PR: I wouldn’t say I go looking for them, unless you can call fifteen or twenty minutes of free-writing before breakfast a way of sending out a psychic casting call. I either write from an emotion and get a line I like that is declamatory and evocative, or I start with something visual-an object or scene. For instance with the Professor Basso poem, I had the image of snow blowing by a monastery window. That’s it. There was a line that went with the image which later disappeared from the poem. But I had a visual clue. And then, much later, I had this man running and sliding down a ravine in blowing snow. With the monastery already in the picture, I began to see who this person could be through a series of longish lines, each asking to be about the same length. Line length is an important ingredient in developing a scenario. Or, at least, that has been my experience.
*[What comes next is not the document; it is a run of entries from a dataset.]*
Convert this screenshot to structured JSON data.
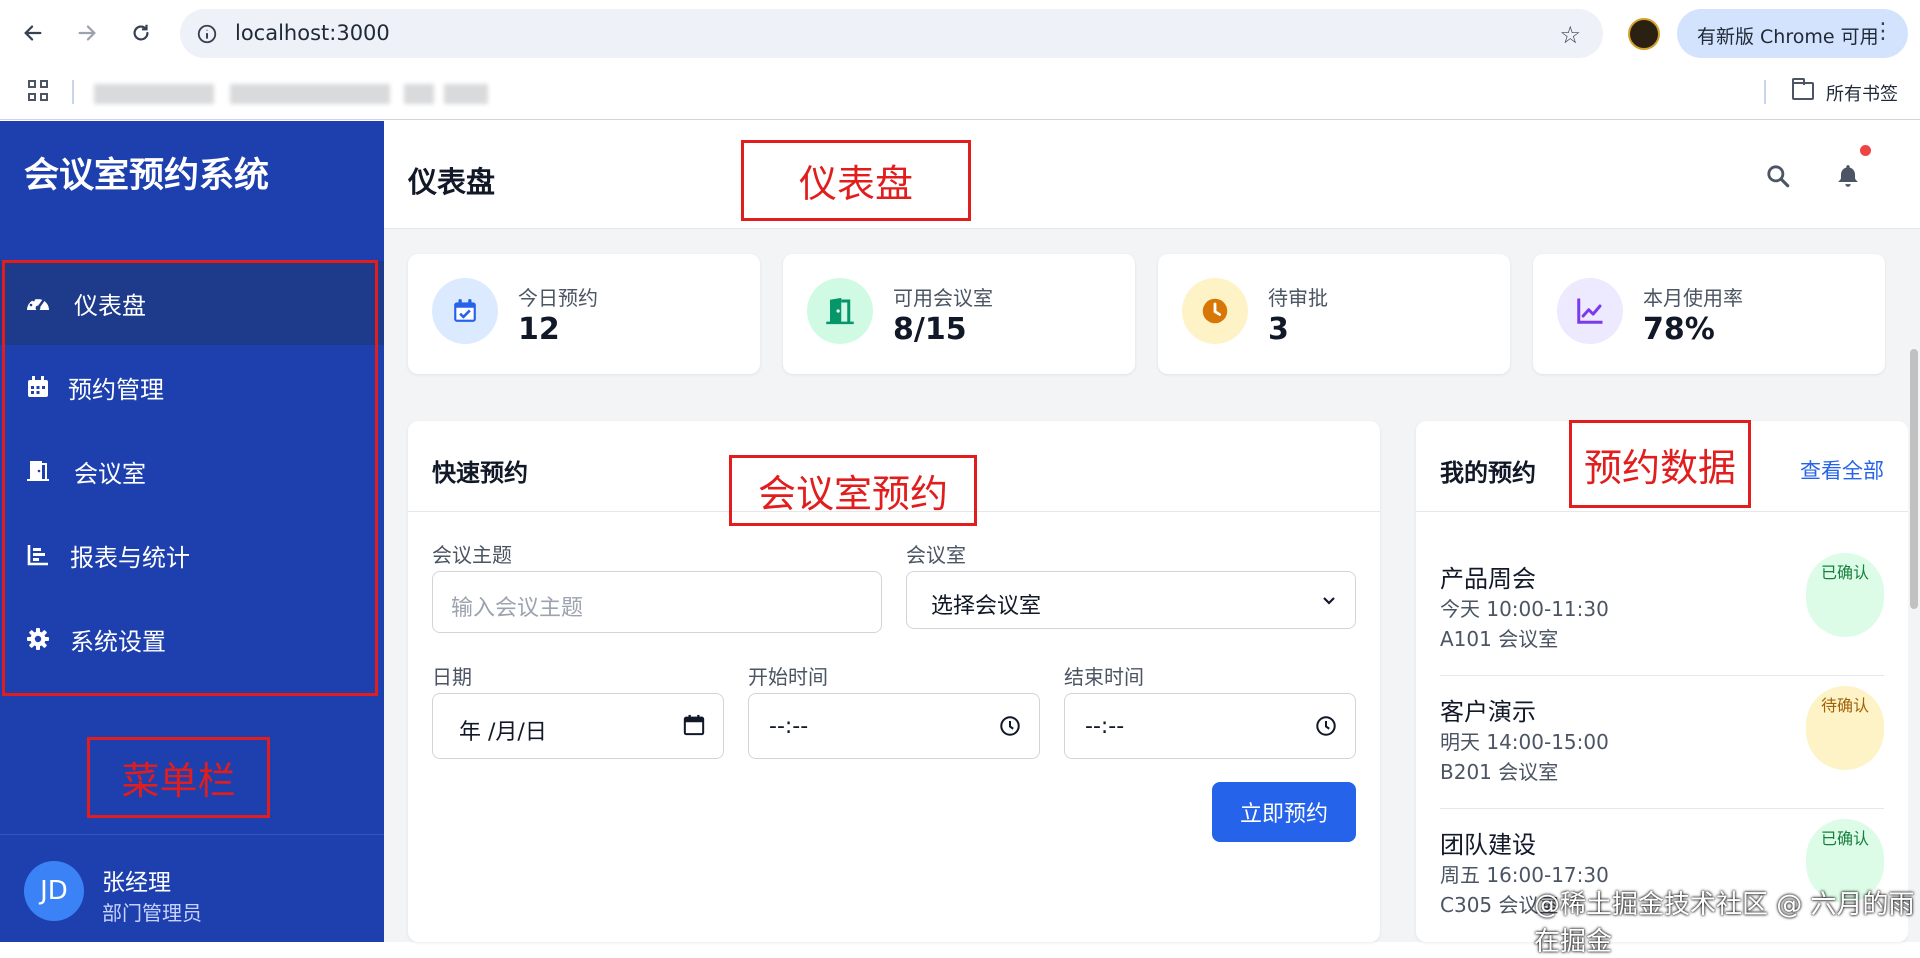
{
  "browser": {
    "url": "localhost:3000",
    "update_label": "有新版 Chrome 可用",
    "all_bookmarks": "所有书签"
  },
  "sidebar": {
    "brand": "会议室预约系统",
    "items": [
      {
        "label": "仪表盘",
        "icon": "gauge-icon",
        "active": true
      },
      {
        "label": "预约管理",
        "icon": "calendar-icon"
      },
      {
        "label": "会议室",
        "icon": "door-icon"
      },
      {
        "label": "报表与统计",
        "icon": "bar-chart-icon"
      },
      {
        "label": "系统设置",
        "icon": "gear-icon"
      }
    ],
    "user": {
      "initials": "JD",
      "name": "张经理",
      "role": "部门管理员"
    }
  },
  "header": {
    "title": "仪表盘"
  },
  "stats": [
    {
      "label": "今日预约",
      "value": "12",
      "icon": "calendar-check-icon",
      "color": "#2563eb",
      "bg": "#dbeafe"
    },
    {
      "label": "可用会议室",
      "value": "8/15",
      "icon": "door-open-icon",
      "color": "#059669",
      "bg": "#d1fae5"
    },
    {
      "label": "待审批",
      "value": "3",
      "icon": "clock-icon",
      "color": "#d97706",
      "bg": "#fef3c7"
    },
    {
      "label": "本月使用率",
      "value": "78%",
      "icon": "line-chart-icon",
      "color": "#7c3aed",
      "bg": "#ede9fe"
    }
  ],
  "quick_booking": {
    "title": "快速预约",
    "topic_label": "会议主题",
    "topic_placeholder": "输入会议主题",
    "room_label": "会议室",
    "room_value": "选择会议室",
    "date_label": "日期",
    "date_value": "年 /月/日",
    "start_label": "开始时间",
    "start_value": "--:--",
    "end_label": "结束时间",
    "end_value": "--:--",
    "submit": "立即预约"
  },
  "my_bookings": {
    "title": "我的预约",
    "view_all": "查看全部",
    "items": [
      {
        "title": "产品周会",
        "time": "今天 10:00-11:30",
        "room": "A101 会议室",
        "status": "已确认",
        "status_color": "#15803d",
        "status_bg": "#dcfce7"
      },
      {
        "title": "客户演示",
        "time": "明天 14:00-15:00",
        "room": "B201 会议室",
        "status": "待确认",
        "status_color": "#a16207",
        "status_bg": "#fef3c7"
      },
      {
        "title": "团队建设",
        "time": "周五 16:00-17:30",
        "room": "C305 会议室",
        "status": "已确认",
        "status_color": "#15803d",
        "status_bg": "#dcfce7"
      }
    ]
  },
  "annotations": {
    "dashboard": "仪表盘",
    "room_booking": "会议室预约",
    "booking_data": "预约数据",
    "menu_bar": "菜单栏"
  },
  "watermark": "@稀土掘金技术社区 @ 六月的雨在掘金"
}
So I work with a personality which declares itself in a line and then opens up over further lines, or I’m given a picture. (I do like writing about objects too, which is another worthy trajectory to take, partly because objects can sometimes be connected with people we know.)
CS: Humour is a big part of your poetry. Do you think Canadian poems are too earnest?
PR: That’s a tricky question, because if a poem is well-written, it can be as earnest as it wants to be and it will get a lot of readers on board. Jason Heroux gets away with it in a recent poem of his called “Lost Forest” because he’s written a fine haunting poem. But I’ve noticed that when it comes to nature poems, there’s a “high-in-the-pulpit-hand-wringing” school of lyricists, who first have do a kind of public obeisance before nature before they can get on with their text. I find that irritating. Fortunately, there are plenty of writers who don’t fall into that trap. Patrick Warner is an example. Curiously, he is also an intelligently funny poet.
As for humour, if it’s innate and not pasted on, if it’s really a part of your sensibility, then I think it can tap into a wide emotional spectrum. There are so many kinds of humour, and I’m a fan of most of them. In our family, when I was growing up, wry, sarcastic and cynical humour were big favourites. My parents, of course, weren’t big on the cynicism but it sometimes drew my brothers and I to hilarious heights. How could we not be cynical when we saw Vietnam war coverage on the CBS which would segue into ads for Alpo dog food? Absurdist humour, on the other hand, was acceptable at the dinner table because as a family, we were big on writers like James Thurber and A.J. Liebling. And when I think of it, different types of humour do appear in plenty of my poems. They are a defence, I guess, against a prating, heavy-browed, Archbishop-Sheen-like approach to poetry which sends me in the other direction. But they are also a reflection of what I think is worth celebrating at some sub-basement level of my personality. That said, though, I believe in the elegy and in plenty of other kinds of serious poetry.
CS: How would you describe the contemporary Canadian poetry scene to one of the baggage handlers you used to work with?
PR: Could I get them to sit still long enough to talk for even a minute on that subject? But here I’m short-changing an extremely varied and surprisingly smart group of people from whom I was able to learn a lot and for years. I guess I would do a thirty-second sound bite. I’d say: “The Canadian poetry scene is a bunch of rabid dogs who mean well and get along well within their own tainted kennels. And in their favour, they represent about every type of poetry being written. Sometimes they make magnanimous gestures amongst themselves and reach across aesthetic lines to celebrate others who do not necessarily buy their way of seeing a lyric. But they’re still in the process of building something remarkable. They’re not there yet, which explains why you guys don’t browse in the poetry section of Chapters. You might be missing a few revelatory gems, but generally, I can’t fault you for sticking to thrillers.”
CS: Can you come up with one thing about the writing life that drives you batty?
PR: Nothing that wouldn’t sound like I was carping and I’m in a good mood today.